2016 was an interesting year for this reforming Type A personality. Ever since I fell in love with stationery, I’ve had notebooks full of plans and deadlines. It was not uncommon to see red scribbles of frustration next to plans yet unfulfilled (by the time God got to me in the production line, His bag of Patience must have been running low). I’d draw smiley faces next to and lines through the goals that I had accomplished on time, but my focus tended to be on those plans that seemingly forever eluded me. Admittedly, this was a pretty stressful way to live. I wasn’t very good at being in the moment or acting spontaneously.

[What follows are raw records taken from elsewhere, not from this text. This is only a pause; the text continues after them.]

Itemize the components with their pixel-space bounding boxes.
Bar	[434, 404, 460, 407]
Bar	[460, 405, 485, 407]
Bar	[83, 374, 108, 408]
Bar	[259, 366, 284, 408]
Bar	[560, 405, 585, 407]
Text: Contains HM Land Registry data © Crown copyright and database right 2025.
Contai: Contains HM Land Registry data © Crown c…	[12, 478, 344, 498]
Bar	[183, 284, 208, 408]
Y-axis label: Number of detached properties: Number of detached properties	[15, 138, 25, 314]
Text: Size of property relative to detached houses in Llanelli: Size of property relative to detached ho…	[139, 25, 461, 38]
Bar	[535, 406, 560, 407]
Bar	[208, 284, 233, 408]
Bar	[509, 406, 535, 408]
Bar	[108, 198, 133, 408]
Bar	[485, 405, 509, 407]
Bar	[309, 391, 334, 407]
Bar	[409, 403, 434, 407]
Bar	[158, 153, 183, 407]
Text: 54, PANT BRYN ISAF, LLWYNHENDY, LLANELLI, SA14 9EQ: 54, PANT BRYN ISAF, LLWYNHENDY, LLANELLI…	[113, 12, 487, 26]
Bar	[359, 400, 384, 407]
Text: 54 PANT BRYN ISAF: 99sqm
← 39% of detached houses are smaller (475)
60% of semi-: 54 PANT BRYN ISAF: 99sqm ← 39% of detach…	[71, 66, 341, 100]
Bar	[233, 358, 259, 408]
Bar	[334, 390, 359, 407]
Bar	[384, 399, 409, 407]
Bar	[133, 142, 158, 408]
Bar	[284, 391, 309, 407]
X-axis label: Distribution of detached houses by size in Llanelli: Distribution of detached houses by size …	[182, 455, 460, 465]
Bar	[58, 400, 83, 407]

I say “was” because on 9th December, 2016, I had a mini bonfire/vigil/happy dance, and page by page I burnt each notebook and vowed to be less stringent and more Bohemian (as my sis puts it) in my approach to life. As the embers flew around my feet, I felt utterly weightless. I haven’t totally abandoned my responsibilities to drift through life aimlessly, but man, I’ve loosened up. Considerably. So what’s the plan?
I DON’T HAVE MUCH OF A PLAN!
That’s the awesome news. I don’t have much of a plan. In 2017, I will say “yes” more. “Yes” to outings and dinner parties and *cough* wedding invitations and other events where people congregate. As an introvert, my automatic response tends to be “no” but I’ve found that “yes” has not been as unpleasant as I’d imagined it would be. I still have to pace myself but it’s been worth it so far. I plan to say “yes” without overthinking it and just go with the flow.
The only other plan I have is to draw closer to God and be more in tune with His plans for me. I’ve done it my way for decades and quite frankly, I expected more at this stage so maybe it’s time to defer to His wisdom.
And that’s it. “Yes” and God. Yes to God!
How have your 2017 goals been shaping up so far?